A new meshless Fragile Points Method (FPM) with minimum unknowns at each point, for flexoelectric analysis under two theories with crack propagation, II: Validation and discussion

Abstract

In the first part of this two-paper series, a new Fragile Points Method (FPM), in both primal and mixed formulations, is presented for analyzing flexoelectric effects in 2D dielectric materials. In the present paper, a number of numerical results are provided as validations, including linear and quadratic patch tests, flexoelectric effects in continuous domains, and analyses of stationary cracks in dielectric materials.
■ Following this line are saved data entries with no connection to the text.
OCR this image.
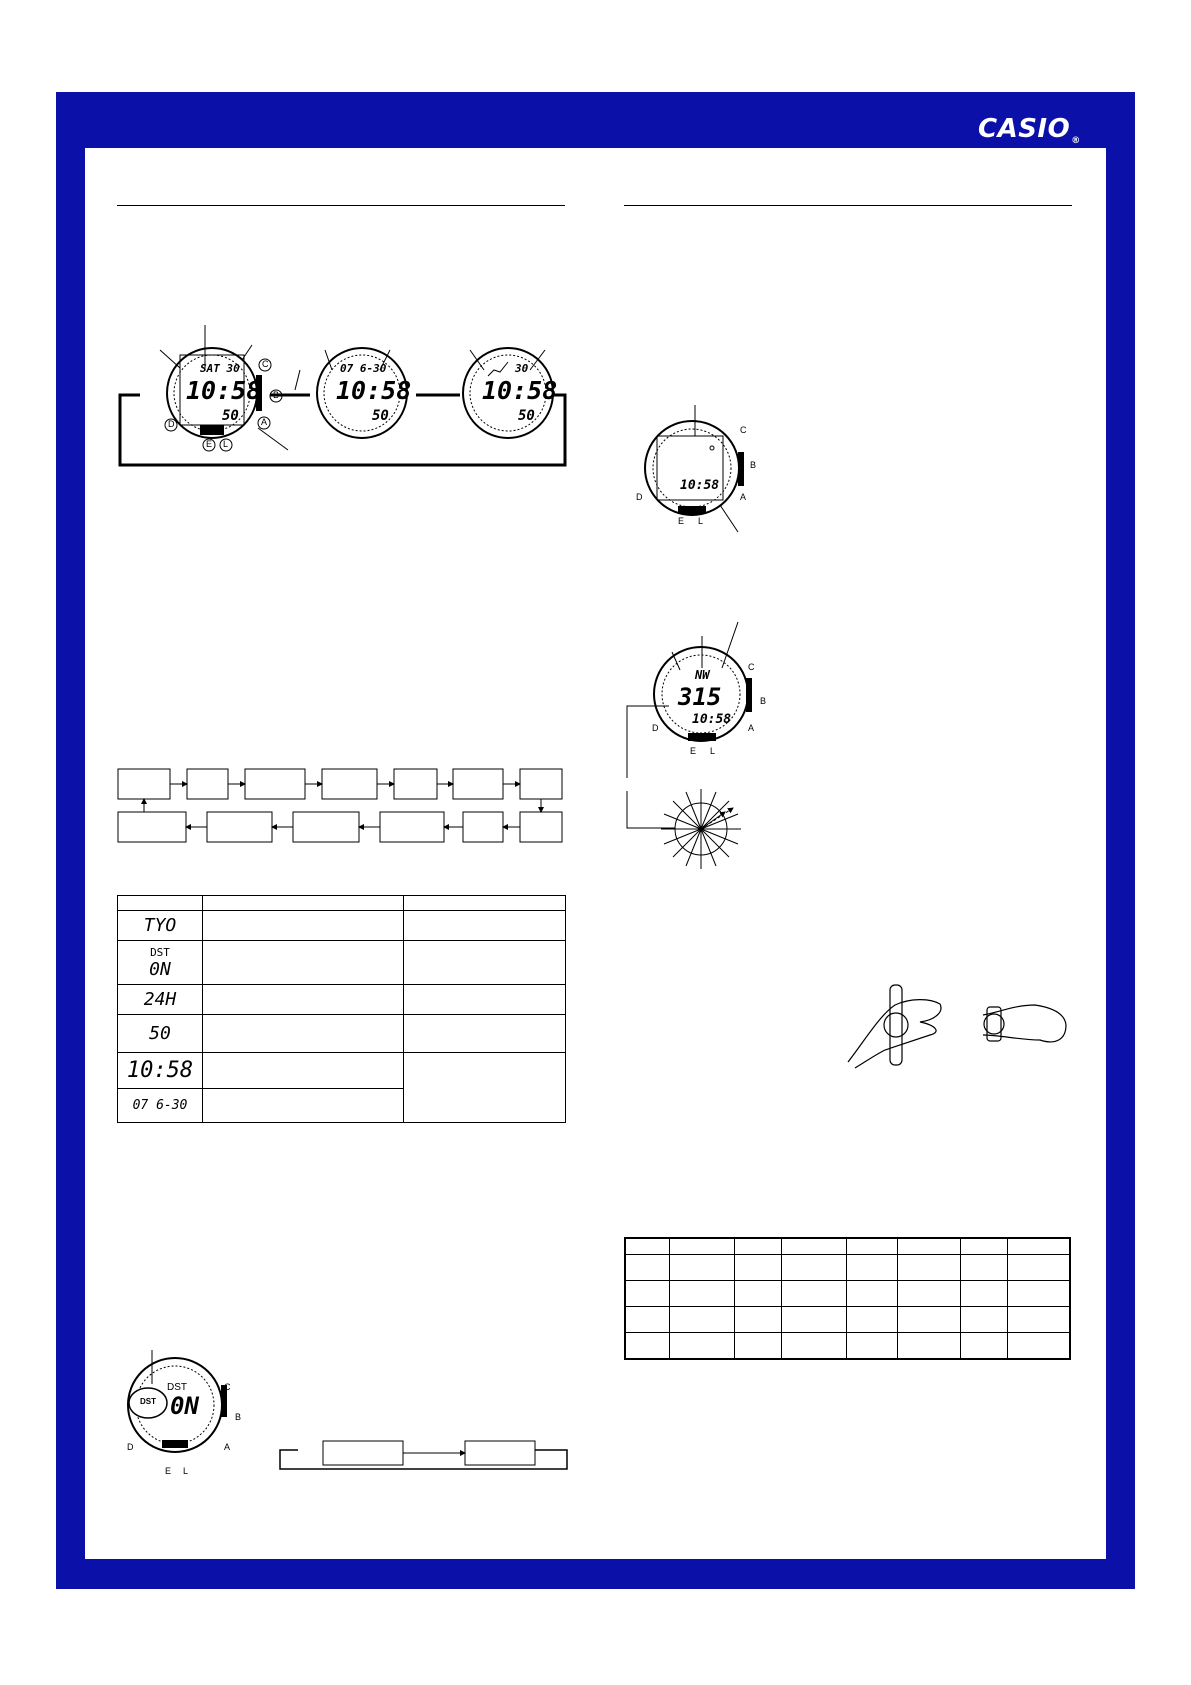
CASIO®
SAT 30
10:58
50
07 6-30
10:58
50
30
10:58
50
C
B
A
D
E L

TYO		

DST
0N		

24H		
50		
10:58		
07 6-30		
DST
DST
0N
C
B
A
D
E L
10:58
C
B
A
D
E L
NW
315
10:58
C
B
A
D
E L
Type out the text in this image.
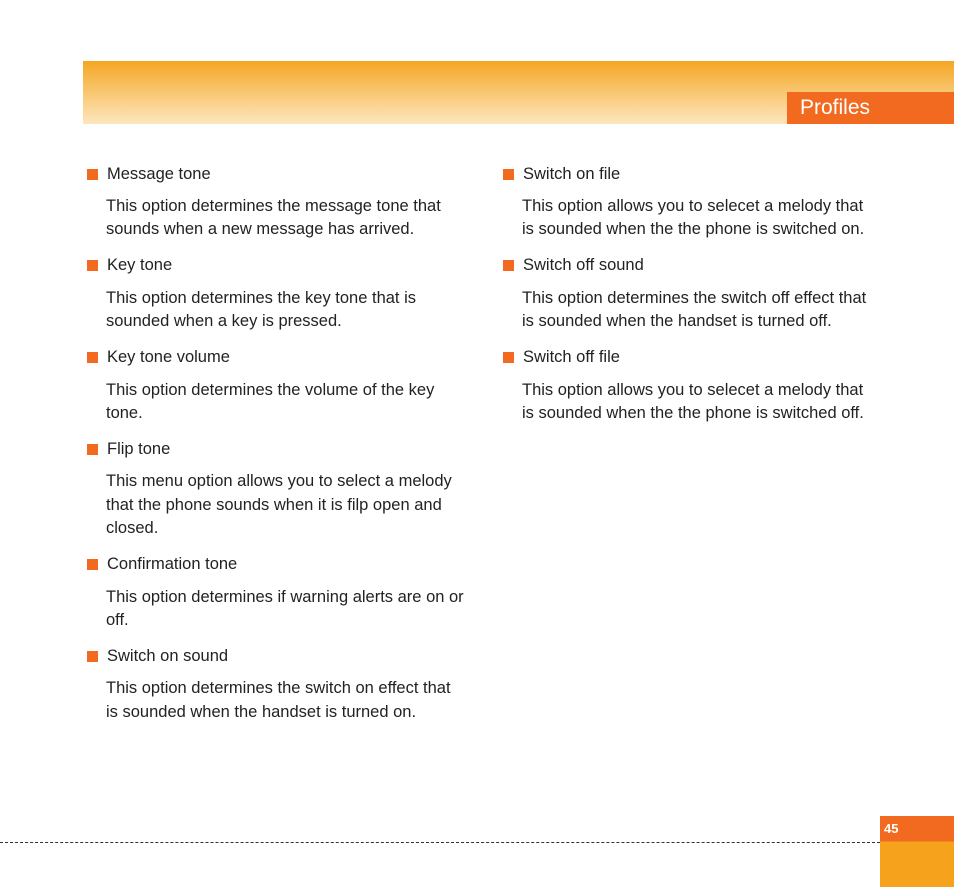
Profiles
Message tone
This option determines the message tone that sounds when a new message has arrived.
Key tone
This option determines the key tone that is sounded when a key is pressed.
Key tone volume
This option determines the volume of the key tone.
Flip tone
This menu option allows you to select a melody that the phone sounds when it is filp open and closed.
Confirmation tone
This option determines if warning alerts are on or off.
Switch on sound
This option determines the switch on effect that is sounded when the handset is turned on.
Switch on file
This option allows you to selecet a melody that is sounded when the the phone is switched on.
Switch off sound
This option determines the switch off effect that is sounded when the handset is turned off.
Switch off file
This option allows you to selecet a melody that is sounded when the the phone is switched off.
45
A discussion of the influence of the electroelastic stress is also given, showing that Maxwell stress could be significant and thus the full flexoelectric theory is recommended to be employed for nano-scale structures. The present primal as well as mixed FPMs also show their suitability and effectiveness in simulating crack initiation and propagation with flexoelectric effect. Flexoelectricity, coupled with piezoelectric effect, can help, hinder, or deflect the crack propagation paths and should not be neglected in nano-scale crack analysis. In FPM, no remeshing or trial function enhancement are required in modeling crack propagation. A new Bonding-Energy-Rate(BER)-based crack criterion as well as classic stress-based criterion are used for crack development simulations. Other complex problems such as dynamic crack developments, fracture, fragmentation and 3D flexoelectric analyses will be given in our future studies.